What Is Assented Stock?
Assented stock is held by shareholders who accept a takeover bid, while non-assented stock is held by those who refuse, which can matter in a two-tier offer where accepted shares get a higher price. Non-assenting holders may face worse terms or less liquidity as control shifts. Assented shares can trade separately during the bid, then may be converted or absorbed after the takeover closes.
How Assented Stock Affects Shareholder Decisions
Acquiring companies may take a two-tier approach when making a takeover bid. A two-tier bid, also known as a two-tiered tender offer, occurs when the acquiring company is willing to pay a premium above and beyond the target's current market price in order to convince its shareholders to sell their shares.
The acquirer will offer a higher price to enough shareholders to rack up the number of voting rights required to obtain a controlling interest in the company. The shareholders who accept this highest price hold assented shares. (It's called a "two-tiered offer" because the acquirer gets control over the target in the initial tier, but then makes another, lower offer for more shares through the second tier that is completed at a future date.)
Important
Usually, the price offered for assented stock is greater than for non-assented stock, reflecting the acquirer's desire to gain control.
Shareholders who own non-assented shares—who aren't agreeing to the acquisition—may be relying on company management employing poison pill defenses, such as a back-end plan, to dilute the voting power that assented stock will provide to the acquiring company.
Trading and Market Implications of Assented Stock
Often, assented stock becomes untradeable: It is deposited in a separate account, held by a third party, until the acquisition goes through.
However, sometimes assented shares may be traded on a separate market from non-assented shares, with the acquiring company setting up the market so that shareholders who have accepted the takeover share price can continue trading their shares. This separate market, referred to as an assented share trading facility, is established so that the value of the assented shares is set at the price that the acquiring company has indicated that it will pay, which may be higher than the amount non-assented shares would fetch on the open market.

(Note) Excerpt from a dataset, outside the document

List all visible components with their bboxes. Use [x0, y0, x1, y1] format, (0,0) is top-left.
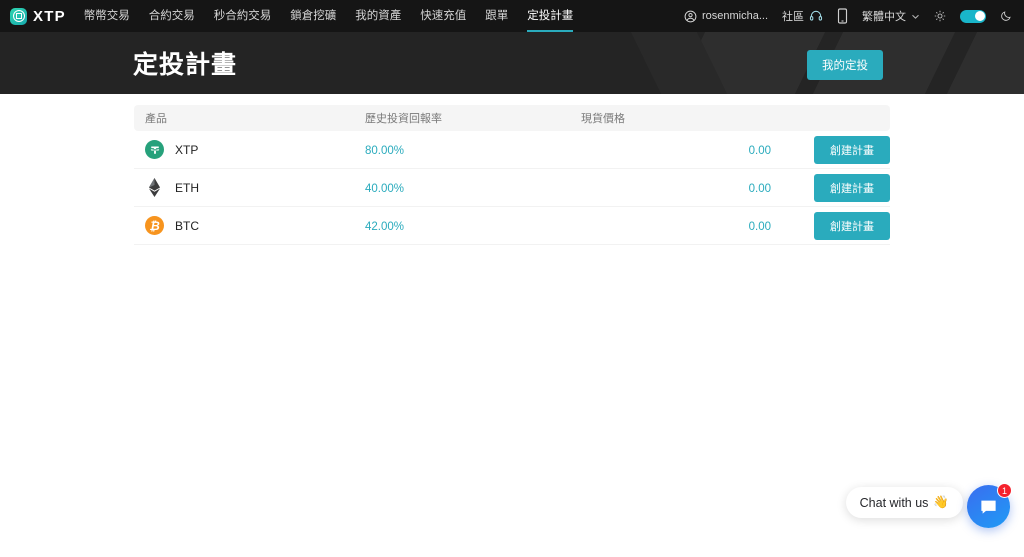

If, in the interim and before the takeover happens, the assented shareholder sells their stock, the buyer committs automatically to accepting the acquirer's bid.
The Bottom Line
Assented stock is held by shareholders who accept a takeover bid, while non-assented stock is held by those who refuse, which can matter in a two-tier offer where accepted shares get a higher price. Non-assenting holders may face worse terms or less liquidity as control shifts. Assented shares can trade separately during the bid, then may be converted or absorbed after the takeover closes.